Rock Band 2: Encore! Encore!
Last year Rock Band turned the music industry—and music video game industry—upside down. It became such a powerful delivery tool for music that artists began releasing their new singles inside the game before making them available to the public. It also made the music genre a group activity, and the text book definition of a party game. With these lofty standards to live up to, Rock Band 2 takes the stage, but is this encore worth applauding?
Much like the first release of a sports game, the first Rock Band included the bare minimum in the way of modes, but they were plenty when tagged onto the fresh concept. Players of all types are now used to the base experience, and Rock Band 2 doesn’t rewrite the tune.
The tour mode is much more flexible—allowing up to three other players to join you online or off and drop in or out at any time. Setting up the band is also a lot less painful since characters are no longer tied to a specific instrument, and you can finally play through the tour as a bassist. Other tweaks include challenges that will ask you to play sets of songs, shooting music videos, and hiring managers or promoters—all with the goal of gaining as many fans as possible. It’s like a band’s second album—the production is tightened up, but the overall sound remains the same.
The song library is comprised of over 80 master tracks, and no matter your taste, it’s undeniably stronger than the first game’s. The music casts a much wider net, and the selections demonstrate that there are some serious music lovers making hard choices behind the scenes. You also get 20 downloadable songs as soon as you crack open the case, and you can import all the songs from your original Rock Band disc for a licensing fee of $5. All downloadable content is available across both games, making for a list of songs so long that Harmonix has been forced to include sorting options. It’s an impressive thing to see when everything is loaded.
The final new key feature is online battle of the bands. Each day Harmonix uploads new challenges based upon artists, genres, and a variety of other themes. It’s up to you and your band to score as big as possible and upload your scores to a leader board. It’s a great way to extend the life of the game, as if it needed more longevity.
There are over a dozen new venues, but the majority is still made up of clubs and arenas from the first game, and the character customization is still limited, making it impossible to create yourself. Still, there are nice touches like a no fail mode for rookies or friends who have one too many, and a drum trainer to help players overcome what is undoubtedly the most challenging instrument to play.

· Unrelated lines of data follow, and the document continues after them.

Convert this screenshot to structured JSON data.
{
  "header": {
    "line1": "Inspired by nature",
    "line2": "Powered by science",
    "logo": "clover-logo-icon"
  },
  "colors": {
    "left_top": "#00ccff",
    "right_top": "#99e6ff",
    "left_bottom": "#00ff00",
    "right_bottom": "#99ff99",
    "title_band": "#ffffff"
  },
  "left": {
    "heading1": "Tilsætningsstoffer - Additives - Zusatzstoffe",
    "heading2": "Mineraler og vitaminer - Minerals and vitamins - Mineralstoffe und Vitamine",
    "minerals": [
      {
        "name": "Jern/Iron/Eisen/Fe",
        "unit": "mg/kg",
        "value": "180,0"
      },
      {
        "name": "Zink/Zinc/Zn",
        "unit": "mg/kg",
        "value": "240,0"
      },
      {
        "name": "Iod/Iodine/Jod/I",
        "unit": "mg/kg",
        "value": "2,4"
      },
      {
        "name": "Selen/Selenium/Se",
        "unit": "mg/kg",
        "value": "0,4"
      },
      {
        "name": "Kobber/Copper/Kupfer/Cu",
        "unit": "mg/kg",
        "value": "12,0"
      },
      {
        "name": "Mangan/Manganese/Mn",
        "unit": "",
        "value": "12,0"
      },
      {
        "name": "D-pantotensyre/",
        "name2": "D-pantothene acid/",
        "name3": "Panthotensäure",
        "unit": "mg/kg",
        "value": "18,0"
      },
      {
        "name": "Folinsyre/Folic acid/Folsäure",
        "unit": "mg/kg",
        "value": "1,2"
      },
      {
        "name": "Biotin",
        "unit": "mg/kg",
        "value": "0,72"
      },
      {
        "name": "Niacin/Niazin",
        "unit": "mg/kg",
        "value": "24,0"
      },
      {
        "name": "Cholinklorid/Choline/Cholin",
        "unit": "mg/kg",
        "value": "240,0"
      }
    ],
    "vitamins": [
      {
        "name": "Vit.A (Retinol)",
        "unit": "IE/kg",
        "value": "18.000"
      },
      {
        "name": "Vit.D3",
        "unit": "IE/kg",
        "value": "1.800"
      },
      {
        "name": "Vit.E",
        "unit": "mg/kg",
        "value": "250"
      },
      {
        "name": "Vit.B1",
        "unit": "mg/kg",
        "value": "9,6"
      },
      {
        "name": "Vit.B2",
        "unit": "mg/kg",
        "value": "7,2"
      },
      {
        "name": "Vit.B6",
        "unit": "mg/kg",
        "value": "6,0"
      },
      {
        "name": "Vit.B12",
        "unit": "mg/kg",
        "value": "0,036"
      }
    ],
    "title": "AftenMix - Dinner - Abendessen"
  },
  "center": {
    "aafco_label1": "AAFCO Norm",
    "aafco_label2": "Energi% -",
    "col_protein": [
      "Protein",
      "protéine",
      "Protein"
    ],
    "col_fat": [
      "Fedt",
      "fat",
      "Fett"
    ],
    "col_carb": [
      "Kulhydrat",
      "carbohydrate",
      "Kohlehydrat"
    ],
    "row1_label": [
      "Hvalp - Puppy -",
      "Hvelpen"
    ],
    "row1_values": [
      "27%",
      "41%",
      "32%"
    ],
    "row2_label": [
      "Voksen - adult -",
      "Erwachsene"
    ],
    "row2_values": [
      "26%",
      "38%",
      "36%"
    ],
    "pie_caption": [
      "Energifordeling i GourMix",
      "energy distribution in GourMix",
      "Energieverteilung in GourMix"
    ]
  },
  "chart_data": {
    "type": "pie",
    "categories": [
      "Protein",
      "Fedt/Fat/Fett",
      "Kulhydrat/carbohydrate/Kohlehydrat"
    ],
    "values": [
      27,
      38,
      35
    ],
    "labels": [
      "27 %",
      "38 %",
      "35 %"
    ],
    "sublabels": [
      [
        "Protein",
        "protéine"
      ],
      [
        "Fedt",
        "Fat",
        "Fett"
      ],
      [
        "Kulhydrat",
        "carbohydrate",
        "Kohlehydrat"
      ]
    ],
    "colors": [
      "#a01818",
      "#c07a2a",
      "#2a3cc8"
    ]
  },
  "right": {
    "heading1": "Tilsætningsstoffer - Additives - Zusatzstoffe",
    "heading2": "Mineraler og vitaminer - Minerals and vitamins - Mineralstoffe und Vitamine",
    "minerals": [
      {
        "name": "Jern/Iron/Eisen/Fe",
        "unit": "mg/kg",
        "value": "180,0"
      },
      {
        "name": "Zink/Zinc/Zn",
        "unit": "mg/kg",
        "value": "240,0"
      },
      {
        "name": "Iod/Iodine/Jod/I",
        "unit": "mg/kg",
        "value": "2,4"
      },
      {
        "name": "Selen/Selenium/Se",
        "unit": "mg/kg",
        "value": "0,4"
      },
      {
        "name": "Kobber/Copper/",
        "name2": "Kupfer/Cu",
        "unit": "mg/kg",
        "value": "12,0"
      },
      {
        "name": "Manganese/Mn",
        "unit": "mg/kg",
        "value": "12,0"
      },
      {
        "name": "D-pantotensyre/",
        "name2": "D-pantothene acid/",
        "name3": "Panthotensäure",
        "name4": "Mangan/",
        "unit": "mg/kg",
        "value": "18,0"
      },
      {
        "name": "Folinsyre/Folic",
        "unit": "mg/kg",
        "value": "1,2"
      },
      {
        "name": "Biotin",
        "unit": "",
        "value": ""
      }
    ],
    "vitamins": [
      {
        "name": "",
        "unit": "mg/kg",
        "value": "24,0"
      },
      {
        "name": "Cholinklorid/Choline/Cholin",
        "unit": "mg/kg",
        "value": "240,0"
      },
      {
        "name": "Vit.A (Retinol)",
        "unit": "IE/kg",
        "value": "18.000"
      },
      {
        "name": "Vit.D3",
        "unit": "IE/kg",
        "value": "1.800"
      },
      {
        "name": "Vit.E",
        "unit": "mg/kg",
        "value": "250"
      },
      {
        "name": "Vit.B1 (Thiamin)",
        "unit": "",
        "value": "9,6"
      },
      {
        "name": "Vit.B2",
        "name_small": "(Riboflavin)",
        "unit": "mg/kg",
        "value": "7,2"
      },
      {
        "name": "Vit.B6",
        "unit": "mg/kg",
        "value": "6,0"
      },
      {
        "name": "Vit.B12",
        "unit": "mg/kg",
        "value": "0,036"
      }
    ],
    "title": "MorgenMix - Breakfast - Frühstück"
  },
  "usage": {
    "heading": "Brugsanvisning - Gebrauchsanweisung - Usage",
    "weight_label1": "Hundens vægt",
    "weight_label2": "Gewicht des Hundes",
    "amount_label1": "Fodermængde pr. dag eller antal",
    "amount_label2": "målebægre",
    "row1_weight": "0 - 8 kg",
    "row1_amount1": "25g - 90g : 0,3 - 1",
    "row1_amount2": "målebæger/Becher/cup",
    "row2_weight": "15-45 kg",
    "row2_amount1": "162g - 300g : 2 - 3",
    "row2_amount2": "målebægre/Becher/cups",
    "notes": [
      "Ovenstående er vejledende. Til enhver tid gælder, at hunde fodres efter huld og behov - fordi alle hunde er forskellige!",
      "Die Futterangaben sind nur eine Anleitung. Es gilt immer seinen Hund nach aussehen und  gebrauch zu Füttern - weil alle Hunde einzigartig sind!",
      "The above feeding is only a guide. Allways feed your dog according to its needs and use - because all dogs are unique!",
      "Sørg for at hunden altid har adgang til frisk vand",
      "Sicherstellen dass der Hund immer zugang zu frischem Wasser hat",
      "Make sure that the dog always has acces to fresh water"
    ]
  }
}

When the final set list is scribbled down, Rock Band 2 has every bit as much staying power as the first. The music library is deep and varied, and while the world tour isn’t as upgraded as we’d like, online battle of the bands is much more addicting than you’d think.
Nothing has changed with the fundamental gameplay in Rock Band 2. There are no power-ups, no tweaks to how the band mechanic is handled, and the jump from medium to hard is still way too severe. It remains the layman’s Guitar Hero, with much easier tablatures, and some instruments that can be downright boring to play on some songs.
The big story is the new selection of instruments. The guitar’s strummer has been reinforced, the kick pedal on the drums is fortified by sheet metal, and all the instruments are wireless. The big question is if you already have the instruments from the first game--and they still work--should you buy the new ones? The answer is no. The drums pick up how hard you hit them, but the effect is far too subtle, and the truth is, telling the difference between these news pieces of plastic and the old ones isn’t easy.
The good news is that the feeling of playing in a band with your friends is still just as fun as ever. It’s been a year and it still hasn’t even started to get old. We’ve played Rock Band 2 for over seven hours straight with friends on more than one occasion. There’s no better proof than that.
If there’s one part of the game that received the least amount of improvement, it’s the graphics. You’ll see some new animations, and band members are meticulously animated for each particular song, but the overall look is predominantly the same. The cartoony art style has returned, but like most games in the genre, you’ll spend most of your time staring at the unending barrage of notes, anyway. The music video shoots could be interesting, but they’re basically the same each time.
With all master recordings, the audio quality is impeccable, and the mix between all the instruments is so good you’d swear that Rick Rubin is stuffed somewhere inside your console.
Rock Band 2 will be disappointing if you’re looking for drastic changes. Most of the upgrades are subtle, and you’re basically getting a ton of downloadable content at a great price. For our time and money, it’s worth every penny. The series has become the de facto party standard, and with this many new songs, it will be hard to knock it from the top of the charts. For existing rockers, we recommend just buying the disc, but if you haven’t already joined the tour then grab yourself a set up upgraded instruments, invite some friends over, and watch the magic happen.